Menurutnya, kegiatan menenun berawal dari pengalaman yang membentuk pengetahuan kemudian berlanjut menjadi tradisi dan akhirnya sampai kepada motif ekonomi. Kain tenun Ende dipertukarkan pada ritual pernikahan, kematian, membangun rumah dan kepuasan pribadi.
"Untuk alasan terakhir, biasanya penenun tidak menjual kain tenunnya, tetapi untuk dipakai sendiri sebagai bentuk kepuasan telah berhasil membuat tenun yang dirasa sulit," kata Wicak dalam kesempatan yang sama.
Hasil risetnya menemukan, tenun menempatkan perempuan pada posisi yang signifikan karena menghasilkan uang lebih cepat dibandingkan laki-laki yang mayoritas bekerja di ladang. Strategi promosi menjual tenun keluar, bisa dilakukan lewat jejaring diaspora. Tetapi mereka yang secara ekonomi rendah, bisa menjadi buruh tenun hingga membentuk komunitas tenun.

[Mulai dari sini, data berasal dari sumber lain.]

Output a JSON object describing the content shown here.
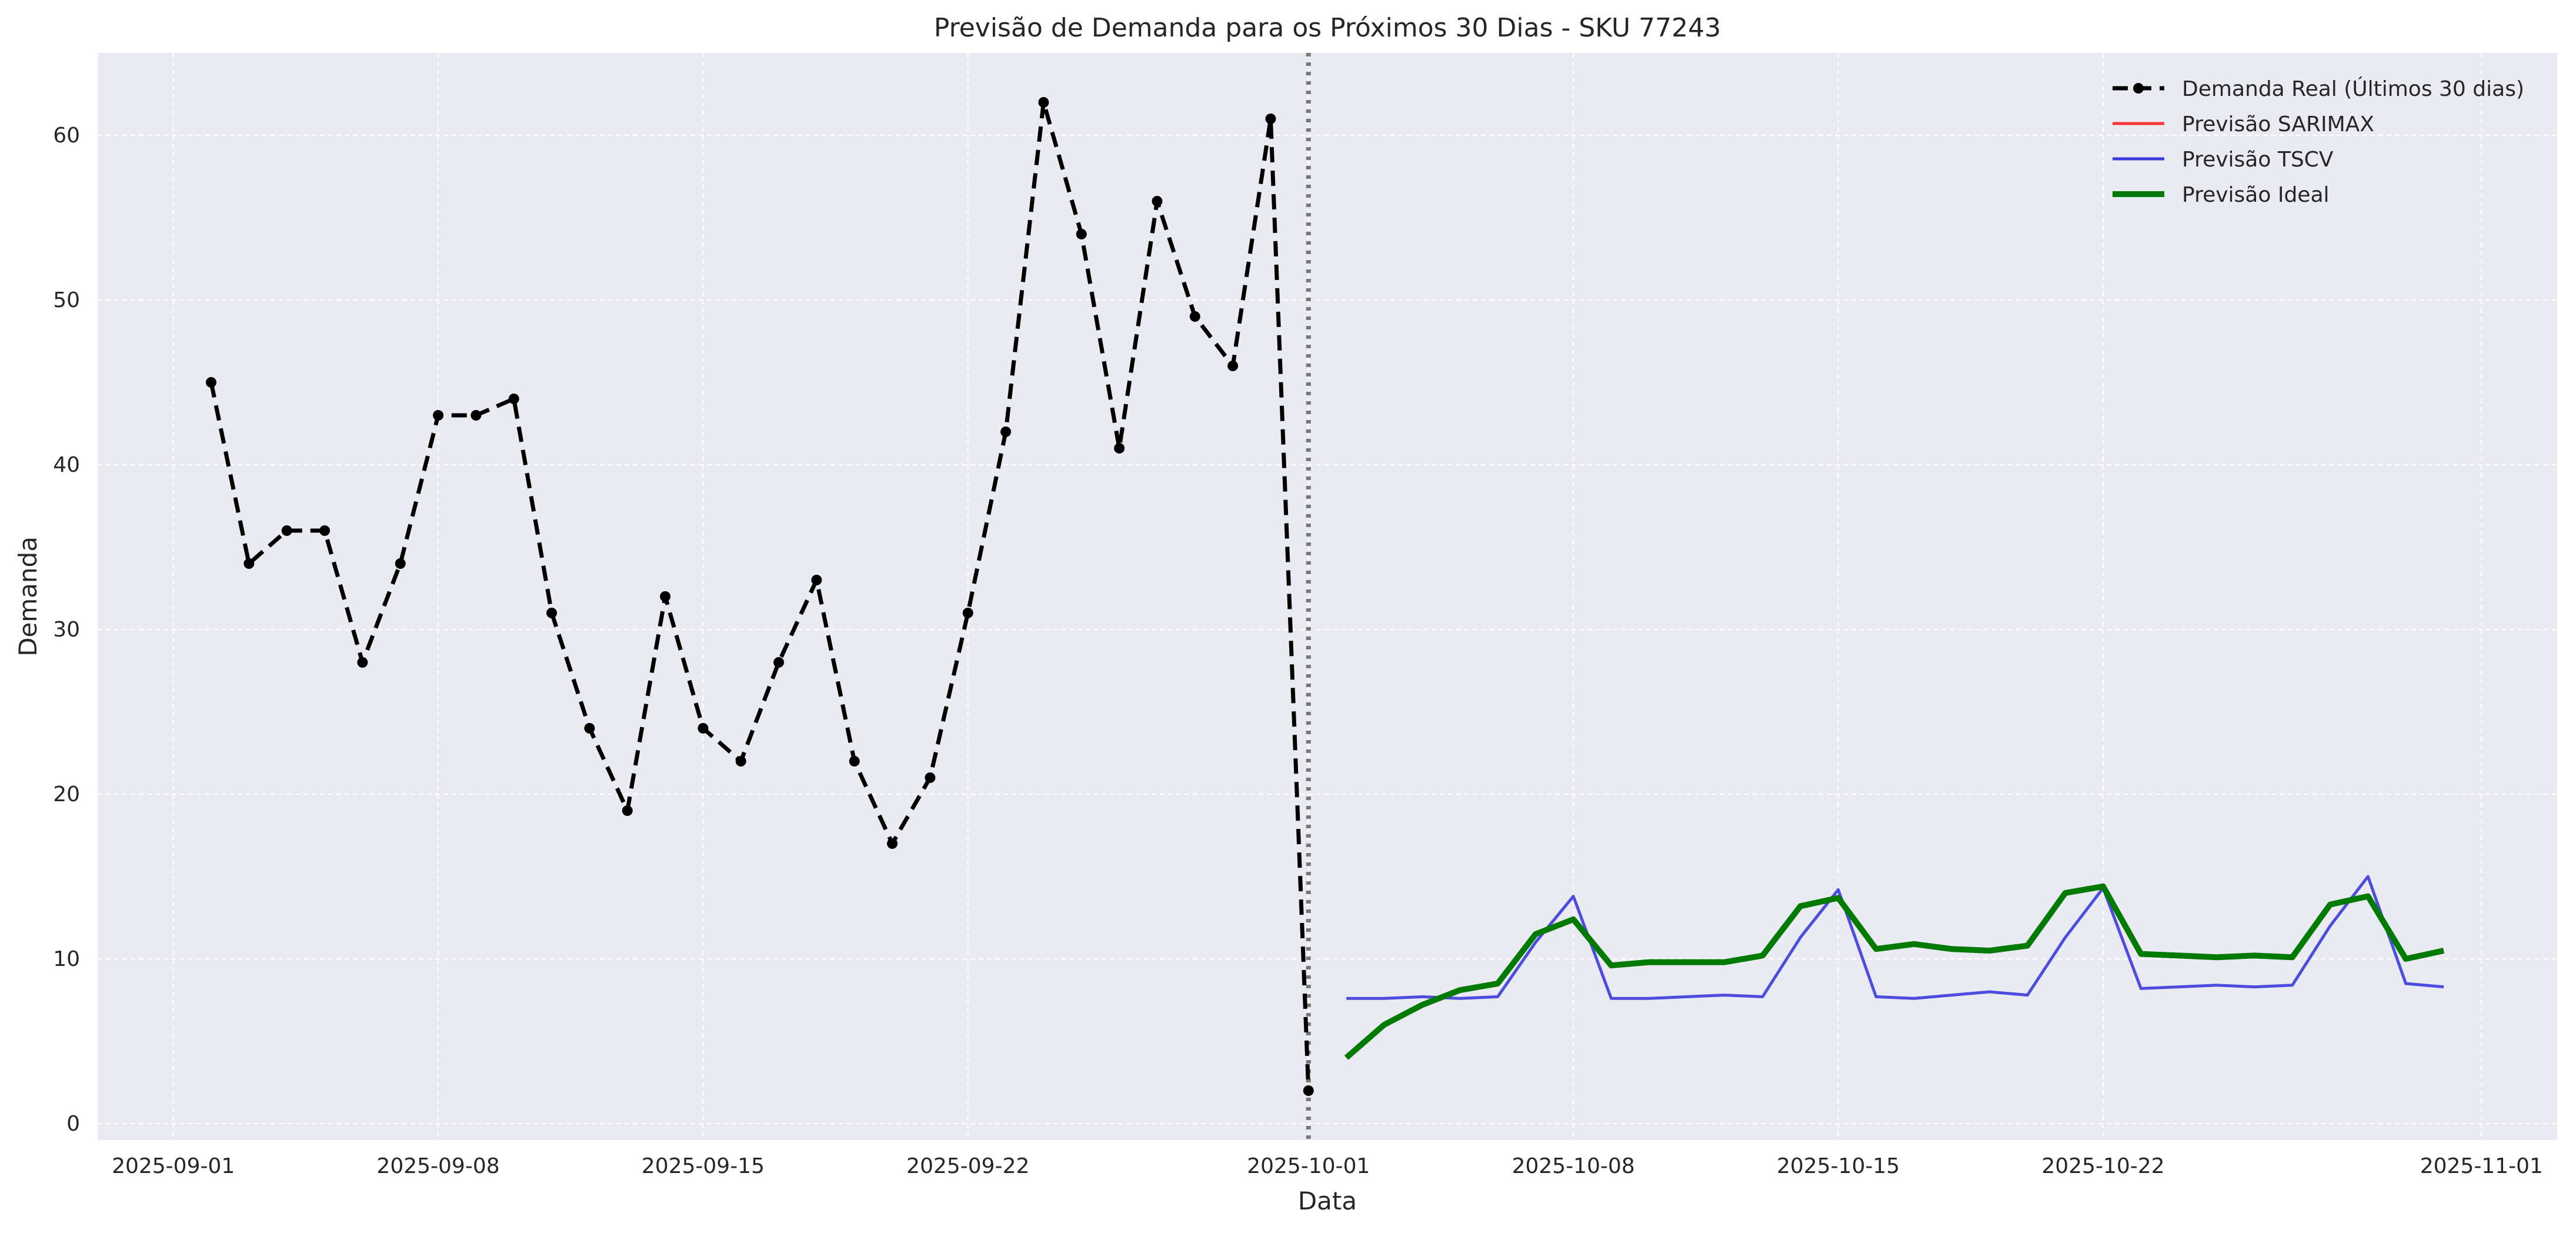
{
  "chart_data": {
    "type": "line",
    "title": "Previsão de Demanda para os Próximos 30 Dias - SKU 77243",
    "xlabel": "Data",
    "ylabel": "Demanda",
    "xlim": [
      "2025-08-30",
      "2025-11-03"
    ],
    "ylim": [
      -1,
      65
    ],
    "x_ticks": [
      "2025-09-01",
      "2025-09-08",
      "2025-09-15",
      "2025-09-22",
      "2025-10-01",
      "2025-10-08",
      "2025-10-15",
      "2025-10-22",
      "2025-11-01"
    ],
    "y_ticks": [
      0,
      10,
      20,
      30,
      40,
      50,
      60
    ],
    "grid": true,
    "legend_position": "top-right",
    "cutoff_date": "2025-10-01",
    "colors": {
      "background": "#eaeaf2",
      "actual": "#000000",
      "sarimax": "#ff3333",
      "tscv": "#3b3bdd",
      "ideal": "#007a00",
      "cutoff": "#777777"
    },
    "series": [
      {
        "name": "Demanda Real (Últimos 30 dias)",
        "style": "dashed-markers",
        "color": "#000000",
        "x": [
          "2025-09-02",
          "2025-09-03",
          "2025-09-04",
          "2025-09-05",
          "2025-09-06",
          "2025-09-07",
          "2025-09-08",
          "2025-09-09",
          "2025-09-10",
          "2025-09-11",
          "2025-09-12",
          "2025-09-13",
          "2025-09-14",
          "2025-09-15",
          "2025-09-16",
          "2025-09-17",
          "2025-09-18",
          "2025-09-19",
          "2025-09-20",
          "2025-09-21",
          "2025-09-22",
          "2025-09-23",
          "2025-09-24",
          "2025-09-25",
          "2025-09-26",
          "2025-09-27",
          "2025-09-28",
          "2025-09-29",
          "2025-09-30",
          "2025-10-01"
        ],
        "values": [
          45,
          34,
          36,
          36,
          28,
          34,
          43,
          43,
          44,
          31,
          24,
          19,
          32,
          24,
          22,
          28,
          33,
          22,
          17,
          21,
          31,
          42,
          62,
          54,
          41,
          56,
          49,
          46,
          61,
          2
        ]
      },
      {
        "name": "Previsão SARIMAX",
        "style": "solid",
        "color": "#ff3333",
        "x": [],
        "values": []
      },
      {
        "name": "Previsão TSCV",
        "style": "solid",
        "color": "#3b3bdd",
        "x": [
          "2025-10-02",
          "2025-10-03",
          "2025-10-04",
          "2025-10-05",
          "2025-10-06",
          "2025-10-07",
          "2025-10-08",
          "2025-10-09",
          "2025-10-10",
          "2025-10-11",
          "2025-10-12",
          "2025-10-13",
          "2025-10-14",
          "2025-10-15",
          "2025-10-16",
          "2025-10-17",
          "2025-10-18",
          "2025-10-19",
          "2025-10-20",
          "2025-10-21",
          "2025-10-22",
          "2025-10-23",
          "2025-10-24",
          "2025-10-25",
          "2025-10-26",
          "2025-10-27",
          "2025-10-28",
          "2025-10-29",
          "2025-10-30",
          "2025-10-31"
        ],
        "values": [
          7.6,
          7.6,
          7.7,
          7.6,
          7.7,
          11.0,
          13.8,
          7.6,
          7.6,
          7.7,
          7.8,
          7.7,
          11.3,
          14.2,
          7.7,
          7.6,
          7.8,
          8.0,
          7.8,
          11.3,
          14.3,
          8.2,
          8.3,
          8.4,
          8.3,
          8.4,
          12.0,
          15.0,
          8.5,
          8.3
        ]
      },
      {
        "name": "Previsão Ideal",
        "style": "solid-thick",
        "color": "#007a00",
        "x": [
          "2025-10-02",
          "2025-10-03",
          "2025-10-04",
          "2025-10-05",
          "2025-10-06",
          "2025-10-07",
          "2025-10-08",
          "2025-10-09",
          "2025-10-10",
          "2025-10-11",
          "2025-10-12",
          "2025-10-13",
          "2025-10-14",
          "2025-10-15",
          "2025-10-16",
          "2025-10-17",
          "2025-10-18",
          "2025-10-19",
          "2025-10-20",
          "2025-10-21",
          "2025-10-22",
          "2025-10-23",
          "2025-10-24",
          "2025-10-25",
          "2025-10-26",
          "2025-10-27",
          "2025-10-28",
          "2025-10-29",
          "2025-10-30",
          "2025-10-31"
        ],
        "values": [
          4.0,
          6.0,
          7.2,
          8.1,
          8.5,
          11.5,
          12.4,
          9.6,
          9.8,
          9.8,
          9.8,
          10.2,
          13.2,
          13.7,
          10.6,
          10.9,
          10.6,
          10.5,
          10.8,
          14.0,
          14.4,
          10.3,
          10.2,
          10.1,
          10.2,
          10.1,
          13.3,
          13.8,
          10.0,
          10.5
        ]
      }
    ]
  }
}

Ketua Umum Institut Literasi Nasionalisme Wahidah R Bulan mengatakan, tenun sebagai produk budaya perlu disosialisasikan melalu literasi. Tingkat literasi paling tinggi adalah bagaimana seseorang bisa mendorong anak bangsa menciptakan suatu produk pengetahuan.
"Yang terlibat dalam literasi kebudayaan ini, harus semuanya, penenun, masyarakat, kampus, dan sebagainya," ujar Wahidah.
Webinar nasional ini diikuti oleh lebih dari 70-an peserta dari seluruh Indonesia. Para peserta yang datang berasal dari berbagai latar belakang ini begitu antusias saat sesi tanya jawab dibuka.
Danny Tumbelaka, fotografer menanyakan tentang makna beberapa motif tenun. Begitu pun Edrida Pulungan, pecinta tenun, bertanya tentang bagaimana melestarikan generasi penenun yang kurang diminati, mengingat mayoritas penenun Ende berusia di atas 35 tahun keatas.
Webinar itu dimoderatori oleh Dwi Woro Retno Mastuti, peneliti budaya dari Universitas Indonesia. Kegiatan ini digelar oleh Rumah Cinwa (Cinta Wayang) dan Institut Literasi Nasionalisme (Ilnas).